Uma testemunha relatou que ouviu uma explosão e, cerca de 30 segundos depois, chegou ao local. Ao se deparar com a cena, encontrou a porta do motorista aberta e Fernando caído ao lado do carro, com queimaduras graves nos braços e ombros, sendo o lado direito o mais atingido. Desorientado e sem conseguir responder, ele foi retirado às pressas do local por medo de uma nova explosão, enquanto o Corpo de Bombeiros era acionado.
Socorrido em estado gravíssimo, Fernando permaneceu internado, mas não resistiu aos ferimentos e morreu na noite de quinta-feira.
O avanço da investigação trouxe à tona o depoimento da ex-companheira da vítima, que revelou um histórico de conflitos envolvendo o veículo. O carro estava em nome dela, mas continuava com Fernando após a separação. Segundo ela, ele deixou de pagar o financiamento, o que gerou cobranças e até uma ordem judicial de busca e apreensão.
Ainda conforme o relato, durante discussões, Fernando teria ameaçado atear fogo no próprio carro.
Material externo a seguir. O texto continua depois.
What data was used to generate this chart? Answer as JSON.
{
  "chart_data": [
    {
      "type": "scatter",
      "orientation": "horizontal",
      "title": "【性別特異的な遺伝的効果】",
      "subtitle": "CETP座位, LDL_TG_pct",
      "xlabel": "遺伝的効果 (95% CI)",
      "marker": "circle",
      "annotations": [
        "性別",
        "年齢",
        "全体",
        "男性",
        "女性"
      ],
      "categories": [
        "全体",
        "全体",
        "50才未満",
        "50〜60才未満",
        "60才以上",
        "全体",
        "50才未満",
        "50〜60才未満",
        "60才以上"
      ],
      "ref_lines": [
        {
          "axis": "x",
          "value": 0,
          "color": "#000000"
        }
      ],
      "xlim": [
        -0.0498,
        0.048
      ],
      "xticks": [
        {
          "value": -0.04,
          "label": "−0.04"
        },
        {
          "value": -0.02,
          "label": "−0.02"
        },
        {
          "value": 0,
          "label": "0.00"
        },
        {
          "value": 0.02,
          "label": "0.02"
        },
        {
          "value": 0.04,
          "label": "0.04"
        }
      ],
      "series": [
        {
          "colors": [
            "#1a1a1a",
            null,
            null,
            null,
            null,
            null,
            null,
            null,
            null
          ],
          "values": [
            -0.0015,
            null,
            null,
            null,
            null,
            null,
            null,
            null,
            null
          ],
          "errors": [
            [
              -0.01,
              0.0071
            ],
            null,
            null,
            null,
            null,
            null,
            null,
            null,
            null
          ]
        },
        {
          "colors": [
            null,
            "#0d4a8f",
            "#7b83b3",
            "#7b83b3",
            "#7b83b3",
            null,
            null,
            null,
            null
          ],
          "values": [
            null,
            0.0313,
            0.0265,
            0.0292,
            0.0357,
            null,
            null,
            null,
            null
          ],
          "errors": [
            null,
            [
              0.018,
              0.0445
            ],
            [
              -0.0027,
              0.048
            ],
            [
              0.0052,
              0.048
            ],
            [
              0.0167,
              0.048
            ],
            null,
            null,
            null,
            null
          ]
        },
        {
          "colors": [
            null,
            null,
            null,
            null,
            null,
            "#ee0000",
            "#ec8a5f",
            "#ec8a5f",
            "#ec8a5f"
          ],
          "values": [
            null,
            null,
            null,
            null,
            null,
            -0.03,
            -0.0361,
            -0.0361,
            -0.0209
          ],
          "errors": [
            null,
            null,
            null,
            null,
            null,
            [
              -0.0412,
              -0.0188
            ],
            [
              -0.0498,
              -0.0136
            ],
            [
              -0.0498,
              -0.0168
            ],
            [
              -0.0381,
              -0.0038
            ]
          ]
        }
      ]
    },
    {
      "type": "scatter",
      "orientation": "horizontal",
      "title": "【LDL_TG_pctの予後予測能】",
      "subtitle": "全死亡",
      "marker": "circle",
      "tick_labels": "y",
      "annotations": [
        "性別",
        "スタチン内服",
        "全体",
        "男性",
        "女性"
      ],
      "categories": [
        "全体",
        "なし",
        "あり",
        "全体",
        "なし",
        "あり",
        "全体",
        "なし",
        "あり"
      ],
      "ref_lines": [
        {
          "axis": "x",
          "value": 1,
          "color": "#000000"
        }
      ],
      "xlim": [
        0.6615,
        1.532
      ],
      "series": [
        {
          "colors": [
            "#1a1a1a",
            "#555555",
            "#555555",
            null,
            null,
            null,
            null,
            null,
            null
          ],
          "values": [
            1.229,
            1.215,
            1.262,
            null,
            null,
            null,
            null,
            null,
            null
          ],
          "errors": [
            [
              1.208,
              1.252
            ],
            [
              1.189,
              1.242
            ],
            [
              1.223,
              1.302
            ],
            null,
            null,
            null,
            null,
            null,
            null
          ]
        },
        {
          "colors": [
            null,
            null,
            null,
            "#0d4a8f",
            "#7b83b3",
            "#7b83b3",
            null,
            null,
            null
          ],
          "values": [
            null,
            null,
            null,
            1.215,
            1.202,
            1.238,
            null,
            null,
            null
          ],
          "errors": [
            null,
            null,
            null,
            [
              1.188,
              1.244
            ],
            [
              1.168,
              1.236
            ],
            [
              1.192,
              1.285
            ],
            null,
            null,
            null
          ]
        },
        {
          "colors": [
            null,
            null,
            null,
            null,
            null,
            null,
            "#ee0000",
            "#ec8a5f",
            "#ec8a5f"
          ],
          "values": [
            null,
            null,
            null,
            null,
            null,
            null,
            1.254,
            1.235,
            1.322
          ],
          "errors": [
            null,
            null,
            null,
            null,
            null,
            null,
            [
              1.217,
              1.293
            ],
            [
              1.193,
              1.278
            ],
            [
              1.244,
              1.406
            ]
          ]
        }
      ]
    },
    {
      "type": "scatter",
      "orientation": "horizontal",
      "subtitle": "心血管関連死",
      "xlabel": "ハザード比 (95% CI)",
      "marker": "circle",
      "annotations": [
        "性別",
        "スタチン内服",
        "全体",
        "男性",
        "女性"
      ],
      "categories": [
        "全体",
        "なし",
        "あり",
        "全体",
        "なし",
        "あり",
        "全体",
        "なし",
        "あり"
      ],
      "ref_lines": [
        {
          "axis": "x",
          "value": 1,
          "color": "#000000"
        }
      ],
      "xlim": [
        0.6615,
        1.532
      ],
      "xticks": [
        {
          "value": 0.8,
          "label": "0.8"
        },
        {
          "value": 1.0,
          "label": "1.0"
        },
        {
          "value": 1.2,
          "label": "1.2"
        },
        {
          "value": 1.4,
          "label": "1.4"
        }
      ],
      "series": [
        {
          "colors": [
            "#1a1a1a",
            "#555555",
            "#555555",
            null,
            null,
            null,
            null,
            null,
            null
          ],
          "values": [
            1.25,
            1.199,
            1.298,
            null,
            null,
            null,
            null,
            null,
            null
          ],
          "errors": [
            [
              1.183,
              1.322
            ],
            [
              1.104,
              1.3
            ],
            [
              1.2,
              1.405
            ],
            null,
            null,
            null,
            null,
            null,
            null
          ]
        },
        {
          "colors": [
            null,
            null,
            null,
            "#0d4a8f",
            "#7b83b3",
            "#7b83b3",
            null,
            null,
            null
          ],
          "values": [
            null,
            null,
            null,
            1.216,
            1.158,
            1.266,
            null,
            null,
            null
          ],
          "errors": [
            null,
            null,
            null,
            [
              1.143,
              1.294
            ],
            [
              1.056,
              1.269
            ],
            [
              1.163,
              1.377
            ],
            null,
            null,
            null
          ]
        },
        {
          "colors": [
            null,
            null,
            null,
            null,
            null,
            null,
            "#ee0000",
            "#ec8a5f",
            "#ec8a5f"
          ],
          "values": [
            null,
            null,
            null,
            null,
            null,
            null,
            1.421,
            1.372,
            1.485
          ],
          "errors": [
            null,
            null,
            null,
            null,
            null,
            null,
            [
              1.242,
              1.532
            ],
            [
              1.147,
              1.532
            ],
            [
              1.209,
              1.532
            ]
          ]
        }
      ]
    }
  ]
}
A ex-companheira também apontou que ele apresentava sinais de instabilidade emocional nos últimos tempos, informação que agora é considerada relevante pela polícia.
Apesar desses elementos, a Polícia Civil mantém o caso em aberto e segue investigando para esclarecer como o incêndio começou e se houve, ou não, participação de terceiros.
O corpo foi encaminhado ao Instituto Médico Legal. O velório ocorreu na Urbam e o sepultamento foi realizado no Cemitério Municipal Colônia Paraíso, em São José dos Campos.
O caso, que começou cercado por suspeitas de crime, agora levanta novas hipóteses e continua envolto em dúvidas que ainda precisam ser esclarecidas.